We have no shortage of things that make us just that. Mardi Gras, the bay, our oaks, beautiful architecture both in downtown and in the historic neighborhoods, our port, the Crichton Leprechaun, and of course, as is abundantly apparent right now, our azaleas.

Last week, Mayor Sandy Stimpson, along with members of Keep Mobile Beautiful announced the revitalization of the Azalea Trail with three routes that include a Downtown/Midtown Trail, a Springhill/University Trail and a Sky Ranch/Cottage Hill Trail. The trails will be marked with new signage, and maps will be available at Keep Mobile Beautiful, the Chamber and Mobile Botanical Gardens.

I’ll admit this was a part of Mobile history I was largely ignorant of until fairly recently. When I moved to Mobile in the mid-‘90s, I thought “The Azalea Trail” just refereed to the run, even dumbly presuming the pink line along the roadways was for the runners to follow. Doh! Don’t tell anyone that, please.

Most of you probably already know this, but for transplants like me, according to every Azalea Trail Maid in town, this was actually started in the late 1920s by the Mobile Jaycees and Mobile horticulturist Sam Lackland, who embarked on a beautification project by planting azaleas on all of the major thoroughfares and in our parks, while also encouraging homeowners to plant them on their properties.

Out of this sprung the Azalea Trail Court, which got so popular girls from surrounding states were vying for a spot on it. (I mean, with those dresses, can you blame them?) Eventually, the court was limited to Mobile County ladies and Junior Miss sprung out of it for the out-of-staters. And of course, that national scholarship program has also evolved into another uniquely Mobile event. Who knew a flower could be responsible for so much?

I have also read accounts that there used to be a big “opening day” for the Trail and people from far and wide would drive to see the full-on azalea explosion.

I am so thrilled Keep Mobile Beautiful and their committee is working to revitalize the Azalea Trail, as those beautiful bushes really are one of the things that make us so unique. And I think it’s another idea we can build on for our long-range plan.

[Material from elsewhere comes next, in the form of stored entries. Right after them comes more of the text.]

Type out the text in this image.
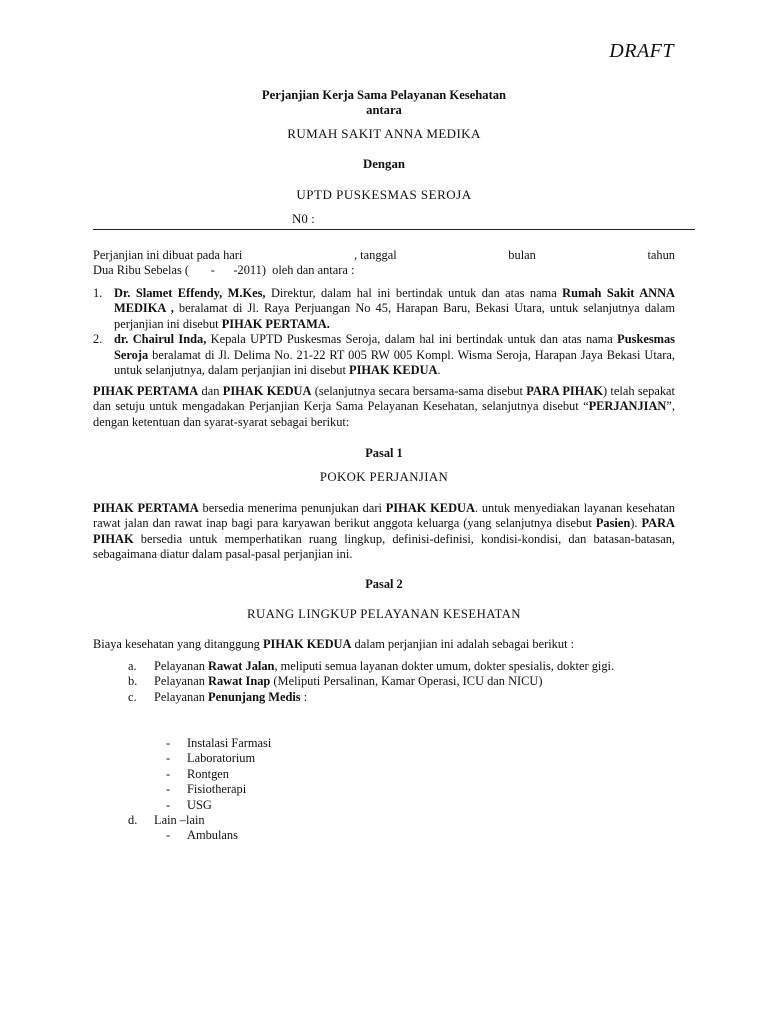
DRAFT
Perjanjian Kerja Sama Pelayanan Kesehatan
antara
RUMAH SAKIT ANNA MEDIKA
Dengan
UPTD PUSKESMAS SEROJA
N0 :
Perjanjian ini dibuat pada hari	, tanggal	bulan	tahun
Dua Ribu Sebelas (       -      -2011)  oleh dan antara :
1. Dr. Slamet Effendy, M.Kes, Direktur, dalam hal ini bertindak untuk dan atas nama Rumah Sakit ANNA MEDIKA , beralamat di Jl. Raya Perjuangan No 45, Harapan Baru, Bekasi Utara, untuk selanjutnya dalam perjanjian ini disebut PIHAK PERTAMA.
2. dr. Chairul Inda, Kepala UPTD Puskesmas Seroja, dalam hal ini bertindak untuk dan atas nama Puskesmas Seroja beralamat di Jl. Delima No. 21-22 RT 005 RW 005 Kompl. Wisma Seroja, Harapan Jaya Bekasi Utara, untuk selanjutnya, dalam perjanjian ini disebut PIHAK KEDUA.
PIHAK PERTAMA dan PIHAK KEDUA (selanjutnya secara bersama-sama disebut PARA PIHAK) telah sepakat dan setuju untuk mengadakan Perjanjian Kerja Sama Pelayanan Kesehatan, selanjutnya disebut “PERJANJIAN”, dengan ketentuan dan syarat-syarat sebagai berikut:
Pasal 1
POKOK PERJANJIAN
PIHAK PERTAMA bersedia menerima penunjukan dari PIHAK KEDUA. untuk menyediakan layanan kesehatan rawat jalan dan rawat inap bagi para karyawan berikut anggota keluarga (yang selanjutnya disebut Pasien). PARA PIHAK bersedia untuk memperhatikan ruang lingkup, definisi-definisi, kondisi-kondisi, dan batasan-batasan, sebagaimana diatur dalam pasal-pasal perjanjian ini.
Pasal 2
RUANG LINGKUP PELAYANAN KESEHATAN
Biaya kesehatan yang ditanggung PIHAK KEDUA dalam perjanjian ini adalah sebagai berikut :
a.	Pelayanan Rawat Jalan, meliputi semua layanan dokter umum, dokter spesialis, dokter gigi.
b.	Pelayanan Rawat Inap (Meliputi Persalinan, Kamar Operasi, ICU dan NICU)
c.	Pelayanan Penunjang Medis :
-	Instalasi Farmasi
-	Laboratorium
-	Rontgen
-	Fisiotherapi
-	USG
d.	Lain –lain
-	Ambulans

How cool would a new “opening day” be? Trollies manned (or I guess wo-manned) by Trail Maids could run tourists and locals alike up and down the trails, which would actually serve to unite different parts of town from LoDa to MiMo to WeMo. And lord knows we love a good party here. People and businesses all along the trail could host their own soirees dedicated to the azalea. Ladies would flood the stores to get their “opening day dresses.” Azalea-colored cocktails would be served, dahlin’ but BYOZ (Bring Your Own Zyrtec).

But seriously, each morning as I drive down Springhill Avenue by the Bragg Mitchell mansion on my way to work and see their azaleas in full splendor, I am reminded just what a magical place we are fortunate enough to call home. This beautiful Azalea City.

And I think it is time to FULLY embrace the bush so many are proud to say they were born under. Or like me, dropped underneath some time after birth.

I know Mobile has always had dueling nicknames, as many cities do. And I certainly realize the utmost importance of our port. It was largely responsible for this city’s birth. I heart you port, I really, really do. But just thinking visually, when you say “The Port City,” images of cranes and ships and container terminals come to mind and though important for commerce, they aren’t exactly things the average visitor wants to go hang around. You say “The Azalea City” and it’s all sunshine and well, azaleas.

Honestly, I think the Port City moniker has gained more traction over the years simply because there are most alliterative possibilities: Port City Pacers, Port City Plumbing and even in this paper, Port City Premonitions.

And I’m not saying we ditch “The Port City” entirely. Have our economic development teams sing the praises of our spectacular port on every trip they make. But when it comes to marketing and tourism campaigns, I say it’s time to make “The Azalea City” our go-to choice.

When you really think about it, “The Port City” only represents one incredible aspect of our great community. But you can travel to every neighborhood in the city of Mobile, each with their own “unique” characteristics, and they still all have one thing in common; the azalea. I don’t care which zip code you are in, you’re going to find one. It really is more than just our flower. It is a symbol for One Mobile and for the many incredible things we hope are soon to blossom.